Voi­ci ma réponse à plu­sieurs objec­tions concer­nant plus spé­cia­le­ment Les Réfrac­taires. Qu’ils ne soient point par­faits, je ne l’ignore pas. Qu’ils soient un reflet per­son­nel, je n’en ai jamais dis­con­ve­nu. La caté­go­rie de lec­teurs aux­quels je m’adresse s’attache beau­coup plus à l’effort per­son­nel néces­si­té par la besogne accom­plie qu’à l’apparence du pro­duit. Je laisse aux com­mis voya­geurs en vul­ga­ri­sa­tion le soin de don­ner le pas à la cou­ver­ture sur le conte­nu du livre, à la forme sur le fond, à la régu­la­ri­té de paru­tion d’un pério­dique sur les dif­fi­cul­tés éprou­vées pour sa confec­tion. Je n’ai nul désir de les imiter.

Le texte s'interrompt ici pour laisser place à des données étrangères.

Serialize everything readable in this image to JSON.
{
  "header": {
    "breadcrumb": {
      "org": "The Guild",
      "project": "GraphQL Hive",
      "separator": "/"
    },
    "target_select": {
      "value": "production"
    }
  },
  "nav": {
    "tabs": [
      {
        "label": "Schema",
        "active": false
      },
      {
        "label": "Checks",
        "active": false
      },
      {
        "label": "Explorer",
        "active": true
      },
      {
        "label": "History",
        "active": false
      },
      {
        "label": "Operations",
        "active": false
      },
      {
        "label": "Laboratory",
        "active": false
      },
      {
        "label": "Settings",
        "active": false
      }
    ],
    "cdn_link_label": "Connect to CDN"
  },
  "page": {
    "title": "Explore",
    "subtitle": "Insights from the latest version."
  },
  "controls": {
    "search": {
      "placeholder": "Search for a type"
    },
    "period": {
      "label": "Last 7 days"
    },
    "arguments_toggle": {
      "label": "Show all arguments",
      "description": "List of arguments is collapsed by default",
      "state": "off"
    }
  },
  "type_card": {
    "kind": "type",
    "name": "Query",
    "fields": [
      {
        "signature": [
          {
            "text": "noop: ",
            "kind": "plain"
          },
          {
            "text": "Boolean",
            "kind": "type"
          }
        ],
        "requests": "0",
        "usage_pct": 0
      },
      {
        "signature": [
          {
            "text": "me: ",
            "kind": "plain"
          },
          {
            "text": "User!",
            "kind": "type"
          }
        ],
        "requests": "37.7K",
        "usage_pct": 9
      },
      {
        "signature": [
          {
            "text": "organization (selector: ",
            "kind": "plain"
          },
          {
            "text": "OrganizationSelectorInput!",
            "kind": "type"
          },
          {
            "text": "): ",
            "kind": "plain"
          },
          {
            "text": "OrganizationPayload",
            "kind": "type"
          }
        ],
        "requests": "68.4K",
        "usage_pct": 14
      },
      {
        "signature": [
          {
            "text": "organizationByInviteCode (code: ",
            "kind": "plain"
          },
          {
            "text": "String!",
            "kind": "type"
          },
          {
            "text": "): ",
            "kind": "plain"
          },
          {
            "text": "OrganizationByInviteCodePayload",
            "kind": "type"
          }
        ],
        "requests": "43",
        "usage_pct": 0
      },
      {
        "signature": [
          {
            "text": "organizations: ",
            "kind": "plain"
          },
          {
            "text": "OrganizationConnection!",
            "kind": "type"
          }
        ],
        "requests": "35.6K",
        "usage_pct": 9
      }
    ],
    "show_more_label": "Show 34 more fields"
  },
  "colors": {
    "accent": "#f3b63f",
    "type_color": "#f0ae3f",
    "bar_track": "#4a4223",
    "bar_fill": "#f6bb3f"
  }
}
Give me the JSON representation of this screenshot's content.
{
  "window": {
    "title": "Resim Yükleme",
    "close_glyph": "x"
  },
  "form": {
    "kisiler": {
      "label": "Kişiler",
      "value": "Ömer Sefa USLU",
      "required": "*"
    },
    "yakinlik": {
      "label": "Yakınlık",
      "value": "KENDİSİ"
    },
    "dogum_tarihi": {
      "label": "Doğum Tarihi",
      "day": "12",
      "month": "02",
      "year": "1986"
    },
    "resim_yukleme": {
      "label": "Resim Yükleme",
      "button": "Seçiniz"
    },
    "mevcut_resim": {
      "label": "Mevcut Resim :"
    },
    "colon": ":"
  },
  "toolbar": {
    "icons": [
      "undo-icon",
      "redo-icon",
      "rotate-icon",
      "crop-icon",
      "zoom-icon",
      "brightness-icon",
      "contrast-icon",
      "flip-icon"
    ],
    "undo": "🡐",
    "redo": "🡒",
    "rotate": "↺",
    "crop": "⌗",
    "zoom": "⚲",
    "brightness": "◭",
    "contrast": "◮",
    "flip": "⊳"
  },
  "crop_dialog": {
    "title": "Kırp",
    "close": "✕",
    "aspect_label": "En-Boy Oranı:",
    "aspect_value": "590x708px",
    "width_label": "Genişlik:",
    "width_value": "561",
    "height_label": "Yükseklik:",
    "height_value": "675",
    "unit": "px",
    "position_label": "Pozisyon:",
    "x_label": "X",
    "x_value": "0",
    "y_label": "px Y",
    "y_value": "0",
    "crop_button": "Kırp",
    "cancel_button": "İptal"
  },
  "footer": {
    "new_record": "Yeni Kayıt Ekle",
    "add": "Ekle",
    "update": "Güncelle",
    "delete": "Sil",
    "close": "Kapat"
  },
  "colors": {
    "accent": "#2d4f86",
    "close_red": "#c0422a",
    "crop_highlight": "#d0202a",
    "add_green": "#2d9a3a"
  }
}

Non loin de Mâcon, j’ai ren­con­tré un cama­rade – un com­mu­niste – dont je suis encore à envier l’énergie. Seul dans un petit pays per­du ou à peu près, non seule­ment, ayant acquis du carac­tère, il a construit des « casses » qui sont loin d’être au modèle régle­men­taire, il a appris à com­po­ser, mais encore il est par­ve­nu à cli­cher sa com­po­si­tion. Et cela tout en gagnant péni­ble­ment sa vie. J’ai sous les yeux des épreuves de ces cli­chés ; elles four­millent de fautes d’orthographe et de style ; j’éprouve pour­tant à les par­cou­rir le même fris­son d’émotion qui me sai­sit chaque fois que je me trouve en pré­sence de l’œuvre d’un pro­duc­teur indi­vi­duel, d’un arti­san qui a tra­vaillé en artiste, c’est-à-dire don­né tout l’effort dont il est susceptible.